Hikaye – roman arasındaki farklar nelerdir?

Hikaye anlatım olarak romana benzer ama aslında romandan çok farklı yanları vardır:

Hikaye türü, romandan daha kısadır.

Hikayede temel öğe olaydır. Romanda ise temel öğe karakter, yani kişidir. Hikayeler olay üzerine kurulur, romanlar ise kişi üzerine kurulur.

Hikayede tek olay bulunmasına karşılık romanda birbirine bağlı olaylar zinciri vardır.
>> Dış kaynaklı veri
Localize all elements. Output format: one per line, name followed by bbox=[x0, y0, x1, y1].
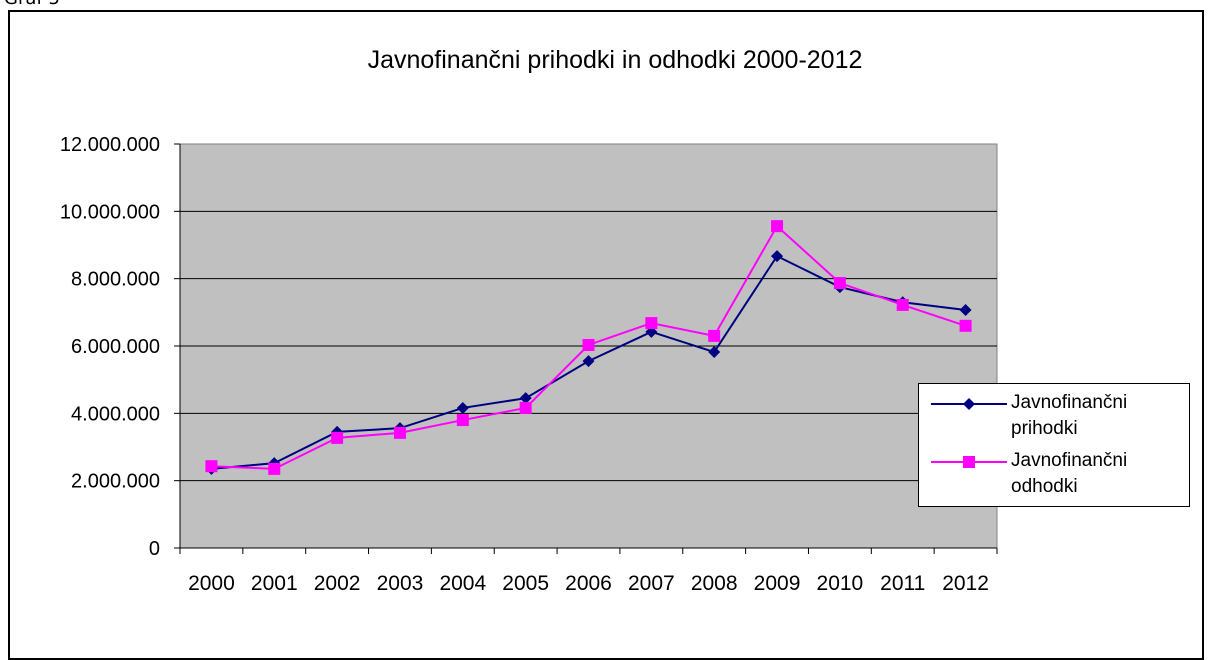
marker bbox=[771, 250, 784, 263]
legend-label: Javnofinančni prihodki bbox=[1011, 392, 1128, 439]
marker bbox=[331, 431, 344, 444]
y-tick-label: 6.000.000 bbox=[71, 336, 160, 358]
marker bbox=[519, 392, 532, 405]
x-tick-label: 2001 bbox=[251, 572, 298, 595]
x-tick-label: 2006 bbox=[565, 572, 612, 595]
legend-label: Javnofinančni odhodki bbox=[1011, 450, 1128, 497]
marker bbox=[268, 462, 281, 475]
chart-title: Javnofinančni prihodki in odhodki 2000-2… bbox=[368, 46, 863, 74]
legend: Javnofinančni prihodki Javnofinančni odho… bbox=[918, 383, 1190, 507]
marker bbox=[833, 277, 846, 290]
x-tick-label: 2010 bbox=[817, 572, 864, 595]
x-tick-label: 2003 bbox=[377, 572, 424, 595]
marker bbox=[708, 329, 721, 342]
marker bbox=[959, 303, 972, 316]
x-tick-label: 2011 bbox=[880, 572, 925, 595]
x-tick-label: 2002 bbox=[314, 572, 361, 595]
marker bbox=[963, 398, 975, 410]
marker bbox=[456, 414, 469, 427]
y-tick-label: 0 bbox=[149, 538, 160, 560]
y-tick-label: 10.000.000 bbox=[60, 201, 160, 223]
marker bbox=[645, 317, 658, 330]
marker bbox=[771, 220, 784, 233]
marker bbox=[582, 355, 595, 368]
y-tick-label: 2.000.000 bbox=[71, 471, 160, 493]
legend-symbol bbox=[931, 456, 1007, 468]
marker bbox=[959, 319, 972, 332]
marker bbox=[582, 338, 595, 351]
marker bbox=[205, 460, 218, 473]
marker bbox=[896, 298, 909, 311]
x-tick-label: 2007 bbox=[628, 572, 675, 595]
x-tick-label: 2012 bbox=[942, 572, 989, 595]
marker bbox=[708, 346, 721, 359]
x-tick-label: 2004 bbox=[439, 572, 486, 595]
x-tick-label: 2000 bbox=[188, 572, 235, 595]
marker bbox=[519, 401, 532, 414]
page: {"caption": "Graf 5", "chart_data": {"ty… bbox=[4, 0, 1204, 660]
chart: Javnofinančni prihodki in odhodki 2000-2… bbox=[60, 46, 998, 595]
legend-symbol bbox=[931, 398, 1007, 410]
y-tick-label: 4.000.000 bbox=[71, 403, 160, 425]
marker bbox=[963, 456, 975, 468]
marker bbox=[393, 426, 406, 439]
y-tick-label: 12.000.000 bbox=[60, 134, 160, 156]
x-tick-label: 2008 bbox=[691, 572, 738, 595]
x-tick-label: 2005 bbox=[502, 572, 549, 595]
marker bbox=[456, 401, 469, 414]
x-tick-label: 2009 bbox=[754, 572, 801, 595]
caption: Graf 5 bbox=[4, 0, 60, 9]
y-tick-label: 8.000.000 bbox=[71, 269, 160, 291]
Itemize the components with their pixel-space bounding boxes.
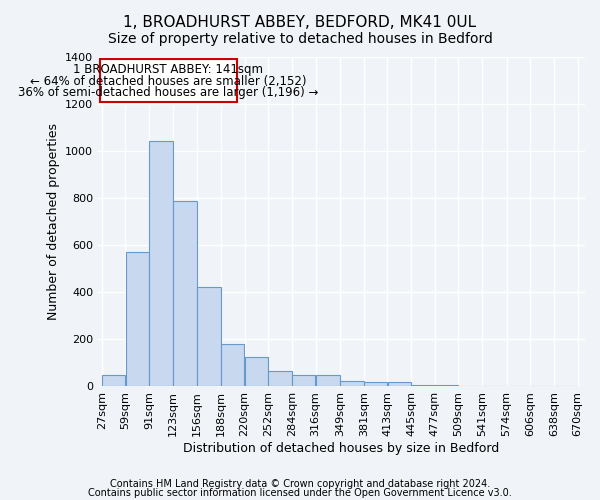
X-axis label: Distribution of detached houses by size in Bedford: Distribution of detached houses by size … [184, 442, 500, 455]
Bar [245, 357, 268, 386]
Text: Contains HM Land Registry data © Crown copyright and database right 2024.: Contains HM Land Registry data © Crown c… [110, 479, 490, 489]
Bar [388, 382, 411, 386]
Bar [364, 382, 387, 386]
Bar [221, 344, 244, 387]
Text: Size of property relative to detached houses in Bedford: Size of property relative to detached ho… [107, 32, 493, 46]
Bar [102, 374, 125, 386]
Bar [316, 374, 340, 386]
Text: 1 BROADHURST ABBEY: 141sqm: 1 BROADHURST ABBEY: 141sqm [73, 64, 263, 76]
Text: 1, BROADHURST ABBEY, BEDFORD, MK41 0UL: 1, BROADHURST ABBEY, BEDFORD, MK41 0UL [124, 15, 476, 30]
Bar [197, 288, 221, 386]
Bar [340, 380, 364, 386]
Bar [292, 374, 316, 386]
Bar [125, 252, 149, 386]
Bar [100, 59, 237, 102]
Text: ← 64% of detached houses are smaller (2,152): ← 64% of detached houses are smaller (2,… [30, 75, 307, 88]
Bar [173, 202, 197, 386]
Text: Contains public sector information licensed under the Open Government Licence v3: Contains public sector information licen… [88, 488, 512, 498]
Bar [268, 371, 292, 386]
Y-axis label: Number of detached properties: Number of detached properties [47, 123, 59, 320]
Text: 36% of semi-detached houses are larger (1,196) →: 36% of semi-detached houses are larger (… [18, 86, 319, 100]
Bar [149, 142, 173, 386]
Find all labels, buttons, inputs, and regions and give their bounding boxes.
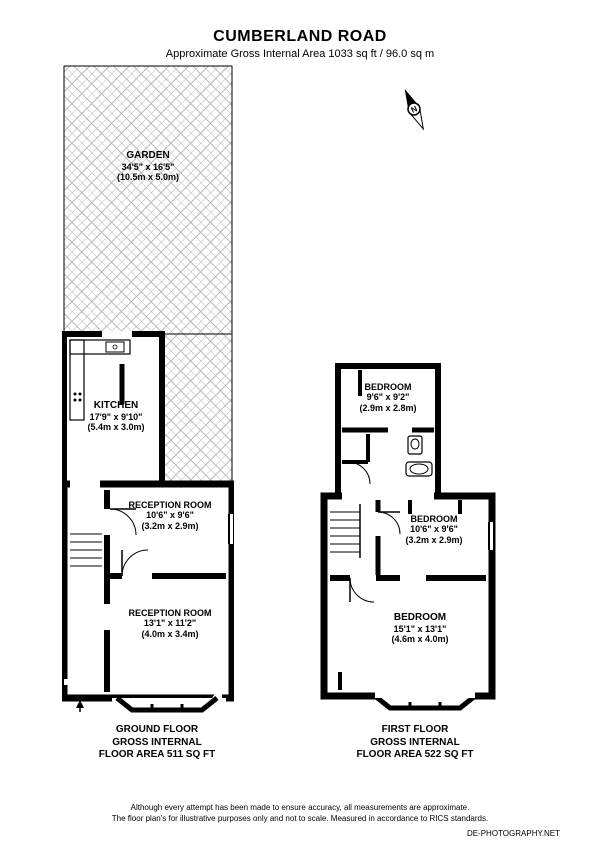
floorplans-container: GARDEN 34'5" x 16'5" (10.5m x 5.0m) KITC… [0,62,600,758]
bed3-label: BEDROOM 9'6" x 9'2" (2.9m x 2.8m) [344,382,432,413]
credit: DE-PHOTOGRAPHY.NET [467,829,560,838]
kitchen-label: KITCHEN 17'9" x 9'10" (5.4m x 3.0m) [72,400,160,432]
garden-label: GARDEN 34'5" x 16'5" (10.5m x 5.0m) [62,150,234,182]
ground-floor-caption: GROUND FLOOR GROSS INTERNAL FLOOR AREA 5… [72,724,242,762]
reception2-label: RECEPTION ROOM 13'1" x 11'2" (4.0m x 3.4… [114,608,226,639]
first-floor-caption: FIRST FLOOR GROSS INTERNAL FLOOR AREA 52… [330,724,500,762]
footer-disclaimer: Although every attempt has been made to … [0,803,600,824]
ground-floor: GARDEN 34'5" x 16'5" (10.5m x 5.0m) KITC… [62,64,234,764]
page-title: CUMBERLAND ROAD [0,28,600,46]
bed2-label: BEDROOM 10'6" x 9'6" (3.2m x 2.9m) [382,514,486,545]
bed1-label: BEDROOM 15'1" x 13'1" (4.6m x 4.0m) [350,612,490,644]
first-floor: BEDROOM 9'6" x 9'2" (2.9m x 2.8m) BEDROO… [320,362,500,762]
header: CUMBERLAND ROAD Approximate Gross Intern… [0,28,600,60]
reception1-label: RECEPTION ROOM 10'6" x 9'6" (3.2m x 2.9m… [114,500,226,531]
area-subtitle: Approximate Gross Internal Area 1033 sq … [0,48,600,60]
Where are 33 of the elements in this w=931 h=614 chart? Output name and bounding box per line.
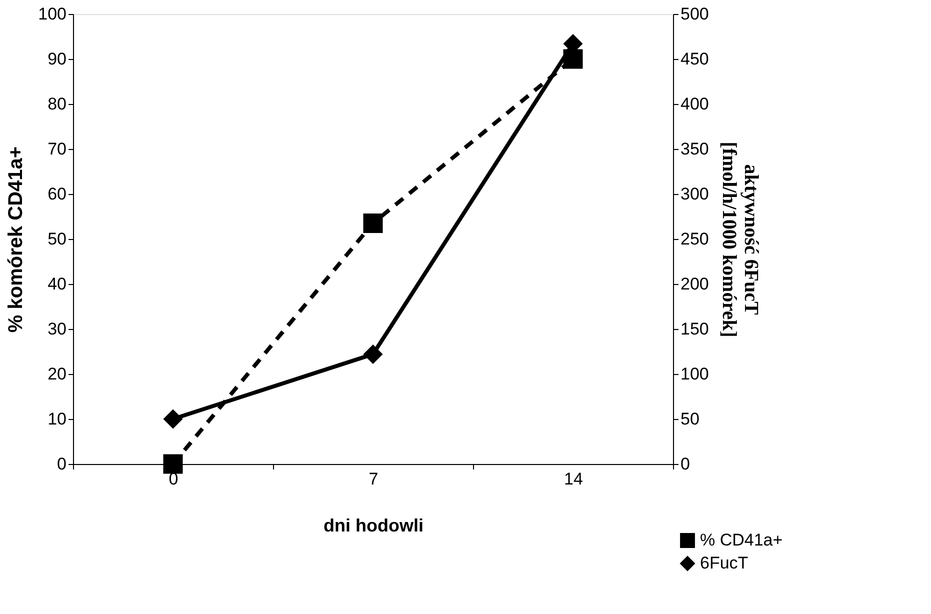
y2-tick-label: 350 [680, 140, 709, 158]
y2-tick-label: 100 [680, 364, 709, 384]
y-tick-label: 20 [48, 364, 66, 384]
point [363, 214, 383, 233]
y-axis-title: % komórek CD41a+ [5, 146, 28, 333]
y-tick-label: 100 [38, 4, 66, 24]
y2-tick-label: 50 [680, 410, 700, 428]
x-tick-label: 7 [368, 470, 378, 488]
y-tick-label: 40 [48, 274, 66, 294]
y2-tick-label: 200 [680, 274, 709, 294]
legend-label: 6FucT [700, 554, 748, 572]
x-axis-title: dni hodowli [324, 516, 424, 536]
y-tick-label: 60 [48, 184, 66, 204]
point [163, 454, 183, 474]
y-tick-label: 70 [48, 140, 66, 158]
y2-tick-label: 150 [680, 320, 709, 338]
y2-tick-label: 500 [680, 4, 709, 24]
x-tick-label: 14 [564, 470, 583, 488]
y-tick-label: 10 [48, 410, 66, 428]
y-tick-label: 80 [48, 94, 66, 114]
y2-tick-label: 400 [680, 94, 709, 114]
legend-label: % CD41a+ [700, 530, 783, 550]
y2-tick-label: 0 [680, 454, 690, 474]
point [163, 409, 183, 429]
y2-tick-label: 250 [680, 230, 709, 248]
y2-tick-label: 450 [680, 50, 709, 68]
y-tick-label: 30 [48, 320, 66, 338]
y2-axis-title: aktywność 6FucT [fmol/h/1000 komórek] [718, 142, 762, 338]
y-tick-label: 50 [48, 230, 66, 248]
y2-tick-label: 300 [680, 184, 709, 204]
point [363, 344, 383, 364]
y-tick-label: 0 [57, 454, 66, 474]
y-tick-label: 90 [48, 50, 66, 68]
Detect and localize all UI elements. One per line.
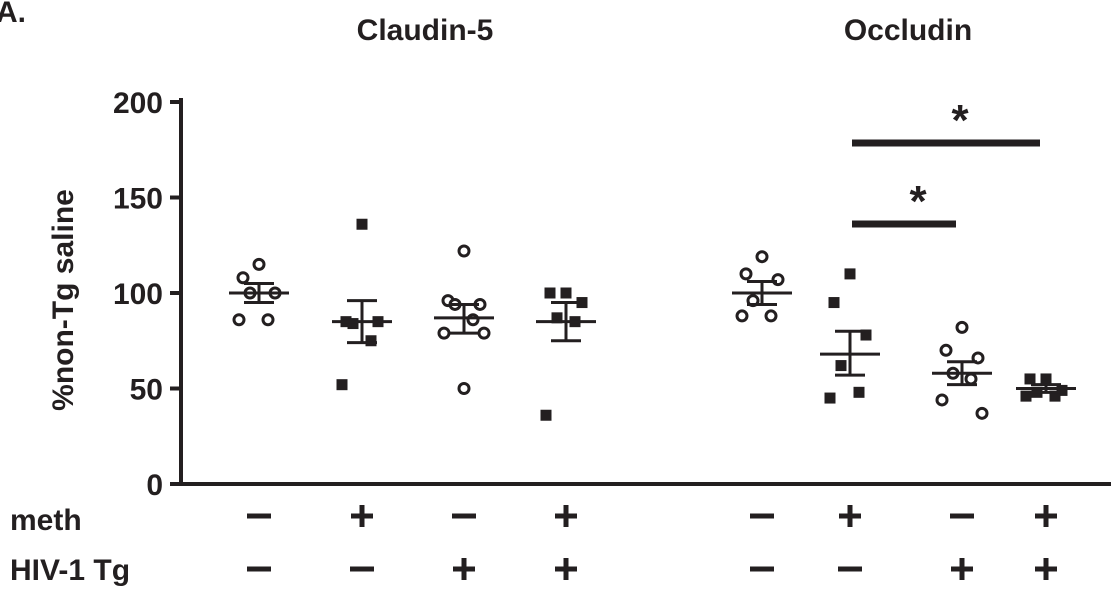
significance-star: * [951, 96, 969, 145]
minus-sign [838, 566, 862, 572]
data-point [232, 313, 246, 327]
data-point [457, 244, 471, 258]
y-tick-label: 50 [130, 374, 163, 407]
data-point [755, 250, 769, 264]
y-tick-label: 100 [113, 278, 163, 311]
y-tick-label: 150 [113, 183, 163, 216]
data-point [540, 409, 552, 421]
data-point [853, 386, 865, 398]
minus-sign [350, 566, 374, 572]
data-point [860, 329, 872, 341]
data-point [466, 313, 480, 327]
plus-sign-stem [359, 505, 365, 527]
data-point [828, 297, 840, 309]
data-point [824, 392, 836, 404]
plus-sign-stem [959, 558, 965, 580]
plus-sign-stem [847, 505, 853, 527]
plus-sign-stem [563, 505, 569, 527]
data-point [347, 318, 359, 330]
data-point [1020, 390, 1032, 402]
row-label-meth: meth [10, 504, 82, 537]
data-point [935, 393, 949, 407]
plus-sign-stem [461, 558, 467, 580]
data-point [1024, 373, 1036, 385]
data-point [835, 360, 847, 372]
data-point [939, 343, 953, 357]
data-point [551, 312, 563, 324]
data-point [336, 379, 348, 391]
panel-label: A. [0, 0, 26, 29]
data-point [365, 335, 377, 347]
plus-sign-stem [563, 558, 569, 580]
minus-sign [750, 566, 774, 572]
data-point [764, 309, 778, 323]
data-point [544, 287, 556, 299]
minus-sign [950, 513, 974, 519]
plus-sign-stem [1043, 505, 1049, 527]
data-point [576, 297, 588, 309]
title-occludin: Occludin [844, 14, 972, 47]
y-tick-label: 200 [113, 87, 163, 120]
data-point [236, 271, 250, 285]
data-point [975, 406, 989, 420]
y-ticks: 0 50 100 150 200 [113, 87, 181, 502]
data-point [844, 268, 856, 280]
minus-sign [247, 566, 271, 572]
minus-sign [750, 513, 774, 519]
row-label-hiv: HIV-1 Tg [10, 554, 130, 587]
title-claudin-5: Claudin-5 [357, 14, 494, 47]
data-point [1056, 384, 1068, 396]
data-point [252, 257, 266, 271]
minus-sign [452, 513, 476, 519]
minus-sign [247, 513, 271, 519]
data-point [735, 309, 749, 323]
significance-star: * [909, 177, 927, 226]
data-point [261, 313, 275, 327]
y-axis-label: %non-Tg saline [47, 189, 80, 411]
data-point [771, 273, 785, 287]
data-point [457, 382, 471, 395]
data-point [1049, 390, 1061, 402]
data-point [1040, 373, 1052, 385]
data-point [356, 218, 368, 230]
data-point [437, 326, 451, 340]
data-marks [229, 218, 1076, 421]
data-point [560, 287, 572, 299]
y-tick-label: 0 [146, 469, 163, 502]
significance-annotations: ** [852, 96, 1040, 228]
data-point [739, 267, 753, 281]
data-point [955, 320, 969, 334]
data-point [964, 372, 978, 386]
data-point [477, 326, 491, 340]
plus-sign-stem [1043, 558, 1049, 580]
treatment-signs [247, 505, 1057, 580]
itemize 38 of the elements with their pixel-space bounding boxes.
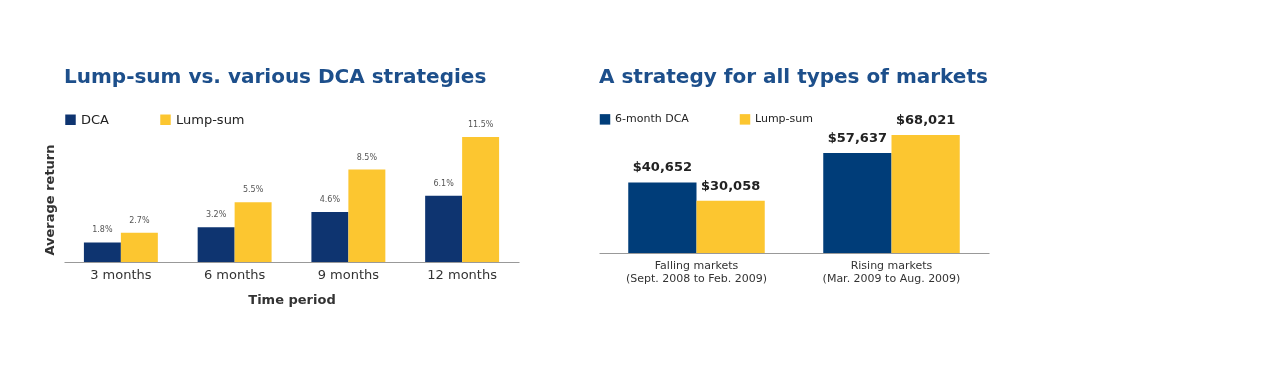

Romandaki olaylardan her biri hikayeye konu olabilir.

Hikayede kahramanların tanıtımında ayrıntıya girilmez, kahramanlar her yönüyle tanıtılmaz. Romandan farklı olarak hikayede kişiler sadece olayla ilgili yönleriyle anlatılır. Bu yüzden hikayelerdeki kişiler bir karakter olarak karşımıza çıkmaz.

Öyküde, olayın geçtiği yer (çevre) sınırlıdır ve ayrıntılı olarak anlatılmaz. Romanlarda olaylar çok olduğu için olayların geçtiği çevre de geniştir. Bu çevreler çok ayrıntılı olarak anlatılır.

Hikayeler kısa olduğu için anlatım yalın, anlaşılır ve özlüdür. Romanlarda ise anlatım daha ağır ve sanatlıdır.